Darkest Miriam (Naomi Jaye): a broken, internalized woman working at a Toronto library has a number of fragmentary experiences that link past and present. It's a fun, sweet, dark romantic comedy told in a somewhat fragmentary style to match the fragmentary novel it was adapted from.
The Chapel (Carlota Pereda): The ghost story plot had a lame resolution, but this is all about the child actress, a brilliant and precocious Maia Zaitegi, and her interactions with the jaded, caustic woman who has to deal with her. A movie where the able horror elements are just trappings for the excellent character writing.
Animalia Paradoxa (Niles Atallah): An experimental, heavily symbolic story of an inexplicable post-apocalyptic world told in a mix of mediums, from live action, to stop motion, to marionettes. The story is not told conventionally; there is little in the way of context to help decipher the strange rituals and behaviours. A must for fans of experimental, demanding cinema, even if the movie doesn't quite sustain its 80 minute run time.
Fine:
The Tenants (Yoon Eun-Gyeong): The ending kinda ruined a very good anti-capitalist allegory. A Korean salaryman on the cusp of being renovicted exploits a loophole that allows him to rent out part of his one-room apartment to other tenants, only to find himself shackled to a pair of weirdos who choose to live in his bathroom. A lot to like here, just without the ambition to give its conceits that extra push they need.
Parvulos (Isaac Ezban): Again, lots to like here, including the goofy humour that'll no doubt put off a lot of viewers but which I thought was welcome and novel. The choice to desaturate the footage nearly to the point of black and white robbed the film of its visual interest, I thought, and while the film did a lot with its premise initially (a South American family living in the aftermath of some disaster has to care for a monster chained in its basement), it eventually tired of its own inventiveness and settled for a conventional third act. Also, the film's reveal will be obvious to anyone paying attention even a little. A somewhat unsatisfying film with a lot going for it.
Cockfighter (Monte Hellman): A screening of a restored print for its 50th anniversary (indeed screened on the exact day of its premiere, 50 years later).

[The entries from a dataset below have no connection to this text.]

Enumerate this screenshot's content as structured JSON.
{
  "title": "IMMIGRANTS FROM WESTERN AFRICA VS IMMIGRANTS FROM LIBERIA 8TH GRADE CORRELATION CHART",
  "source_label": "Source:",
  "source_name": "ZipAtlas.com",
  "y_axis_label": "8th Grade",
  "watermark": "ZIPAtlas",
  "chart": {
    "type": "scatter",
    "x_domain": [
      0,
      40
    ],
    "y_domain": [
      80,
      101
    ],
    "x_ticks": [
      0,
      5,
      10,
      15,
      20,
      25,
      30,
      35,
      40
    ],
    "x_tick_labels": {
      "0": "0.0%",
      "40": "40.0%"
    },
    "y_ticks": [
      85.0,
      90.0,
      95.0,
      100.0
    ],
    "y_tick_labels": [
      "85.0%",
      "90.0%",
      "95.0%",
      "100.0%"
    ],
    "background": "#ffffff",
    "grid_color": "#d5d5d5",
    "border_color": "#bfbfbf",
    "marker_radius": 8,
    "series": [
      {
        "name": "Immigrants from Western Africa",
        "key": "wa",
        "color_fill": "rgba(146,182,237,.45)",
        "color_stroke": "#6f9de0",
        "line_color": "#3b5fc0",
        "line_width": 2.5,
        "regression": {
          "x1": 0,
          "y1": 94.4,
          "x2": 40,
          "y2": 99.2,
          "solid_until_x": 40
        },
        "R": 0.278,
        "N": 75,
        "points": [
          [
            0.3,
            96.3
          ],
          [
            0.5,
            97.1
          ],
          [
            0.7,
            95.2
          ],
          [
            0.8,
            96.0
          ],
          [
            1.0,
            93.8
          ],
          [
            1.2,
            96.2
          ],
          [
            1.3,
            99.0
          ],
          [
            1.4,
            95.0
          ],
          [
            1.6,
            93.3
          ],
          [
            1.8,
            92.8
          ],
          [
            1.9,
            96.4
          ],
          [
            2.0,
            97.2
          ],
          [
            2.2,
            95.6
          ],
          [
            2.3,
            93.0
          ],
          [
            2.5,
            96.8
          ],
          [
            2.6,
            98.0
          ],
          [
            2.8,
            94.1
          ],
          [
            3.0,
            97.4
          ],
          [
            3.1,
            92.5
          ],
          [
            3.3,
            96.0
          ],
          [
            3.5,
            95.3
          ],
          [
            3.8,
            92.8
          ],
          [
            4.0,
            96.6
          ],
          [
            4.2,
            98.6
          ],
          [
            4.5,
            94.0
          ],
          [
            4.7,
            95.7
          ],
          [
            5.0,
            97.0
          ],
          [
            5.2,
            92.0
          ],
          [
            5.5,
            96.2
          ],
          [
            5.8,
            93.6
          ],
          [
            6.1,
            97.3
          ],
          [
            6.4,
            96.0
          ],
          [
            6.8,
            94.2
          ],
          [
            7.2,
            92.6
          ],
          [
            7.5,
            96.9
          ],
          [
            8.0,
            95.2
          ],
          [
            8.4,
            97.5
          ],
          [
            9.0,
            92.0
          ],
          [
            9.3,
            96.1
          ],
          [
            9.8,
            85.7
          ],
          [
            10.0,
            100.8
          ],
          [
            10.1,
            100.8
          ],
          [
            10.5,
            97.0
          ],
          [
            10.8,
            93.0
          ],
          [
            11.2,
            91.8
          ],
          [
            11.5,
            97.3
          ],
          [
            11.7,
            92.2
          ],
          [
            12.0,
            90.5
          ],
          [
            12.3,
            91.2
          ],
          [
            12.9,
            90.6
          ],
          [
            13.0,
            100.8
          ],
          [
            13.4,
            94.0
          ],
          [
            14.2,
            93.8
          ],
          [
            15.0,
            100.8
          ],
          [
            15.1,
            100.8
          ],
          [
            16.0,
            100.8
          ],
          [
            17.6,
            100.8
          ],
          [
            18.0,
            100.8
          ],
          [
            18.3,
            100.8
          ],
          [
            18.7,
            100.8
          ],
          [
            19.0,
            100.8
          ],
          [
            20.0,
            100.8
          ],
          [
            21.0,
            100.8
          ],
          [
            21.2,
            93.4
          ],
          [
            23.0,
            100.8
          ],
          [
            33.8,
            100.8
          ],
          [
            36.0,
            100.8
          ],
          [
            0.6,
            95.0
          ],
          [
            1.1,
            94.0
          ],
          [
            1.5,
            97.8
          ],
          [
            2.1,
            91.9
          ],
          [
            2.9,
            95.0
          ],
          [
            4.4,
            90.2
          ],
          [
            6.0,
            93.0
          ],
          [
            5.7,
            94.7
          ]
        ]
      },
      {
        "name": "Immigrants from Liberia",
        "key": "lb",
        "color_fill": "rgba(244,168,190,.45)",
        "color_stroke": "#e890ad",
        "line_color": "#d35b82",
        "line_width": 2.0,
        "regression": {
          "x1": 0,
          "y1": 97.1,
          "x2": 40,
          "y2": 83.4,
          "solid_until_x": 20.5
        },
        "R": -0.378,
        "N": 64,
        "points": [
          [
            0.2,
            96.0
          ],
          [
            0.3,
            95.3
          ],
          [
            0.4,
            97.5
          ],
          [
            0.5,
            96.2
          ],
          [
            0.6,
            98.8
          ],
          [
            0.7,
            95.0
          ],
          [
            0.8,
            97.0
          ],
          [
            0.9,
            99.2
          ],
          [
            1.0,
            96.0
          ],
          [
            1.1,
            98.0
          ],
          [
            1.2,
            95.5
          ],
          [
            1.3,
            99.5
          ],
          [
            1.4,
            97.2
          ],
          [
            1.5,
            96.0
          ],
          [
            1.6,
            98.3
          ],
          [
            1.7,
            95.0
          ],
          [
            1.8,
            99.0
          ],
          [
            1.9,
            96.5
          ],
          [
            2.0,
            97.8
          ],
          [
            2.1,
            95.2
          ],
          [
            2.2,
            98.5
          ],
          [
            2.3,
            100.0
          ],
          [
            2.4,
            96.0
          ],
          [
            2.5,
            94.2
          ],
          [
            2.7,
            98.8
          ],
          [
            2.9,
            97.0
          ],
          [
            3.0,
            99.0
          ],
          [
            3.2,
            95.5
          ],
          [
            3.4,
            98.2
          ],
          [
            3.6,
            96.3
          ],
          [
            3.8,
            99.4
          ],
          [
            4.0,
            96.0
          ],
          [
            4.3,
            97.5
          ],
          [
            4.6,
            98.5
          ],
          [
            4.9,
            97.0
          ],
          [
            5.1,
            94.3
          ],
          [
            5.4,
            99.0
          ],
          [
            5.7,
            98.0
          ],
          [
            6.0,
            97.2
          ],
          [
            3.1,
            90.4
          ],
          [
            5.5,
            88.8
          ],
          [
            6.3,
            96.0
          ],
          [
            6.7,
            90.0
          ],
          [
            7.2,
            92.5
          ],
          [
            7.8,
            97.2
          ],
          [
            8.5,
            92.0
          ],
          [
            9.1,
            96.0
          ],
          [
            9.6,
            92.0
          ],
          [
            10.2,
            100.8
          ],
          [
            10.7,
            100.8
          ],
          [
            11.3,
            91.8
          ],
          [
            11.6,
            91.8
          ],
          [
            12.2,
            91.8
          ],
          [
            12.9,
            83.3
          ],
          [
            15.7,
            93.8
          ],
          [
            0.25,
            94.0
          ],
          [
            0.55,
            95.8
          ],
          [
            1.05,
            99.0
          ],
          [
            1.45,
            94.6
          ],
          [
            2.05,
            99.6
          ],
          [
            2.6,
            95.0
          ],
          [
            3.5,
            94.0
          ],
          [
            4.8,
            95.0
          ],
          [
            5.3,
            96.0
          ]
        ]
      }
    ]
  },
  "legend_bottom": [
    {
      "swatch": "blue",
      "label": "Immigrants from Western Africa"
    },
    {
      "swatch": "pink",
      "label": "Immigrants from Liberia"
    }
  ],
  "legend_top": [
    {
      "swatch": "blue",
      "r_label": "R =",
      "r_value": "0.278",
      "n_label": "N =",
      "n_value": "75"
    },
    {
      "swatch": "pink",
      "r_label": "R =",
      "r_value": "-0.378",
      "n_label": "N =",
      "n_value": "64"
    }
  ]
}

Kier-La Janisse was on hand to introduce it, and her passion for this weird movie made me wish I liked it more. I thought it was lax and sloppy. There was plenty of I guess documentary interest in its portrait of this subculture, with its own rules, rituals, and ethos, and the performances were across the board great, especially a Warren Oates who proves he could've been a brilliant silent film actor if needed. But the drifting, unstructured narrative (this is technically a sports movie, tho' you can't tell how or why the winner of the championship manages to be the winner) and endless animal abuse got in the way of my enjoyment.
In Our Blood (Pedro Kos): The gimmick here is that veteran documentary filmmakers have tried their hand at a found footage horror about documentarians. A young woman returns to her hometown to reconnect with her mother, now clean after decades of substance abuse, and chooses to film the return as part of a documentary. Her mother disappears after their first night together, and the woman and her cameraman/boyfriend are drawn into something sinister. The strongest part is the acting, the understanding of the ins and outs of documentary filmmaking, and the location shooting in New Mexico among homeless people and recovering addicts. But the horror elements generate little suspense, and the reveal is incoherent if you think about it.
Bad:
The Beast Within (Alexander J. Farrell): a fellow festival goer had a good summary, to the effect that he expected a good movie with a bad Kit Harrington performance and ended getting the opposite. This is not a good movie. It looks bad, its story is trite, and the filmmakers don't have the skills or sensitivity to pull off using werewolves as a metaphor for abusive relationships. To be avoided.